Series 1 : Post 7 : Why do women wear purses?
Summed up the narrator seems to think:
Women try hard to maintain their curvy figures. Women cannot store things practically in the pockets of their pants, because that would make their hips bulge. Women will not look uniquely feminine, if she has things in her pants pockets. So she buys a purse!
WHAT?! I do not agree! It’s a pretty funny assertion, but I don’t see how this is possible. It’s not very reasonable to think that a woman thinks about how her body will look less feminine if she uses her pockets. Even though this is a true statement, I just don’t think that’s why women choose to buy purses. (Ladies…please weigh in, in the comments section.)

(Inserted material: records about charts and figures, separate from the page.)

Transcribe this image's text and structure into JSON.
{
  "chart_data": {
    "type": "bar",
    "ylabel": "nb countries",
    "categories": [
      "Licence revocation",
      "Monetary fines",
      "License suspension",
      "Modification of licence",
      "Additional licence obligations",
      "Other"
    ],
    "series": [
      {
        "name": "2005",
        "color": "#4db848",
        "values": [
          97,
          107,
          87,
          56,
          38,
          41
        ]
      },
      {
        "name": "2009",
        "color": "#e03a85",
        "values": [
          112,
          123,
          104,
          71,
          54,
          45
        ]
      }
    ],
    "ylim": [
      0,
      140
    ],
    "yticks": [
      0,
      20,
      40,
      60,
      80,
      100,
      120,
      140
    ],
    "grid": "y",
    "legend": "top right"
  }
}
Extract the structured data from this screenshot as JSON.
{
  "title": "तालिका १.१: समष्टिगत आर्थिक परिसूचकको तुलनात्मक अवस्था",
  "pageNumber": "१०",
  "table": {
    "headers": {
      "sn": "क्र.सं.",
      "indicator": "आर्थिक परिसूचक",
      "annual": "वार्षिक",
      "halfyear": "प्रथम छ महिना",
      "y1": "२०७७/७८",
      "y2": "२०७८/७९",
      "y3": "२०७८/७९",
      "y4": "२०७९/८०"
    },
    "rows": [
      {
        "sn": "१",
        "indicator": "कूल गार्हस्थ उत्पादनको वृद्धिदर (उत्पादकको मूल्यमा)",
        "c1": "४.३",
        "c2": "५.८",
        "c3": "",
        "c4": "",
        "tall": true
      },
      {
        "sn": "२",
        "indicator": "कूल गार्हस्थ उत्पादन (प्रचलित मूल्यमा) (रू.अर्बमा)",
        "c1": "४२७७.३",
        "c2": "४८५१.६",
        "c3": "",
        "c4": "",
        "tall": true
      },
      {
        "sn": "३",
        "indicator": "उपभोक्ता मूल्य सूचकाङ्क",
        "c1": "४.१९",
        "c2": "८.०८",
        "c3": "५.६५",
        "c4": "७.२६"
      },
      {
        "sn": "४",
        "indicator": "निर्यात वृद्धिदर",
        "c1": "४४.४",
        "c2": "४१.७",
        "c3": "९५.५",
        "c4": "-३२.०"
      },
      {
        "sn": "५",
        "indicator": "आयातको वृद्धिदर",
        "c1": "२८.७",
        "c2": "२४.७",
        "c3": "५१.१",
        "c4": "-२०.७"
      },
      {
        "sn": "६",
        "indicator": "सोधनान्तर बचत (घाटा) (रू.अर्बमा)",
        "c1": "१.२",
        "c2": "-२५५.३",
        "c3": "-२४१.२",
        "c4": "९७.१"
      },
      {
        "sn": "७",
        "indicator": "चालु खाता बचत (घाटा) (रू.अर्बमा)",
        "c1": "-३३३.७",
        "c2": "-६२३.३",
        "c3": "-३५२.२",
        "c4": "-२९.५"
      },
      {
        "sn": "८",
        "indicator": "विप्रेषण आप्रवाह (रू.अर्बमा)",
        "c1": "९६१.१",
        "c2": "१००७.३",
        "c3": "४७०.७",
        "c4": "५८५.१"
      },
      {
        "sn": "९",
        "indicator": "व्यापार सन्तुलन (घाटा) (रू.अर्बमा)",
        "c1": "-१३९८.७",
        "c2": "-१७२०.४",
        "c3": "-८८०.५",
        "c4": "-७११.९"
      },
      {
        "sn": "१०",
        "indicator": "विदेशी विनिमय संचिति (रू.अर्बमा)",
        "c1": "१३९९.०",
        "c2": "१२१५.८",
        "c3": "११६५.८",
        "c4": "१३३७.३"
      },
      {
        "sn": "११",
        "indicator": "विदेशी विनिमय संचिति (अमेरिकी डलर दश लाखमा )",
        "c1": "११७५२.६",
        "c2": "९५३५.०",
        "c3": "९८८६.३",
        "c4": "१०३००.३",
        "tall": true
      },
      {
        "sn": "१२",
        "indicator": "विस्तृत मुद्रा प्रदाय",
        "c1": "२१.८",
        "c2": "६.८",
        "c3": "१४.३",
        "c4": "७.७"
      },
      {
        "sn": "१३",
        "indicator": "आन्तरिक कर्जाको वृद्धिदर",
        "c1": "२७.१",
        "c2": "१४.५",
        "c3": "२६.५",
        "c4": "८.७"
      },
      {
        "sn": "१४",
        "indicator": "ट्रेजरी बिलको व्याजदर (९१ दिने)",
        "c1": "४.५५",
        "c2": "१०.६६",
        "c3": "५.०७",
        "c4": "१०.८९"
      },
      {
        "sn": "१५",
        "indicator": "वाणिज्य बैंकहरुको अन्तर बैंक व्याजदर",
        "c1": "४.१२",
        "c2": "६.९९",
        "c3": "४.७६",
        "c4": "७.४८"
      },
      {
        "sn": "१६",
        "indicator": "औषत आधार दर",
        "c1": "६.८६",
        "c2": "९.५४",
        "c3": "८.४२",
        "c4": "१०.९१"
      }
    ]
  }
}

Women typically like being prepared, without preparing.
Let me explain.
A lot, not all, but most of the women I’ve known carry purses. Of the women that do carry purses, there are many reasons why a woman carries a purse. There are a litany of things inside of that purse.
There’s gum, mints, feminine products, make-up, maybe a spare shirt, napkins, comb, brush, tissues, a travel-umbrella, lotion, lip-balm, pens, pencils, maybe ballet flats for when their feet get tired, a notebook, maybe a snack, spare change, and ninja stars!
The women’s purse can sometimes represent the, “you-never-know”, principle.
The premise of over-preparedness seems good on the surface, but is that what this reasonably is?
Hypothetically…Well this really happened.
Let’s say that a woman has to run 2 errands. A trip to the grocery store, a stop by the mall, then back home for lunch.
You DO NOT NEED ALL OF THAT STUFF IN YOUR PURSE.
But What If?
Enter the exception – AND THIS IS WHY I BELIEVE THE PURSE IS SO FULL
When on the way to the grocery store on day, you get a text:
Sarah: “Wanna have lunch?🍗”
You: “Sure. Just runnin errands, nuthin’ serious🤥”
Sarah: “Gr8, Jenny and I r goin to the cheesecake factory now. Mimosa time🥂!!”
You: “Girl u read my mind. Da kids have been lil terrors😡!”
Sarah: “Why do u think we r here 😇.”
You: “C u soon #escapefromalcatraz 🤐”
You think, this works out great:
You’ll just take a quick detour before the grocery store, you’re hungry anyway. You are meeting at the Cheesecake factory, so you’ll use the lipstick you’ve got in your purse. The leggings and running shoes you have on won’t work for the Cheesecake Factory, but the leggings and ballet flats in your purse definitely pass!
You put the lotion from your purse on your feet, before you put on your ballet flats. You look down and think, Yeah that works…cute!
After removing the comb and brush from your purse, you pull down your visor to tend to your hair, gotta make sure the curls are in good shape. Digging a little deeper, eye-liner, can’t hurt right?
You then fish for a tissue, you rushed putting on your lipstick and wipe off the imperfections! Perfect!
Ugh this sweatshirt just won’t work, but no matter. The racerback in your purse is much more flattering anyway!
You can’t find parking in the front of the restaurant, so you head over to the parking garage. The fact that it’s raining doesn’t phase you, and you head to the top-level of the garage, and before hopping out of the car to brave the elements, you snag the travel umbrella you have in your purse.
Your purse is your home away from home. It’s got everything you need! Why fight it?
Lunch and 4 Mimosas later…
You make the happy, refreshed, and rejuvenated walk back to your car. You swing your travel umbrella around your finger as you press the up arrow on the elevator.
As soon as you get off of the elevator, there are like 60 ninjas between you and your car!
Without hesitation, you pull the ninja stars out of your purse, scream BRING IT!!! As you sprint out of the elevator, you know that you are PREPARED FOR ANYTHING!
So duh…that’s why a women wear purses!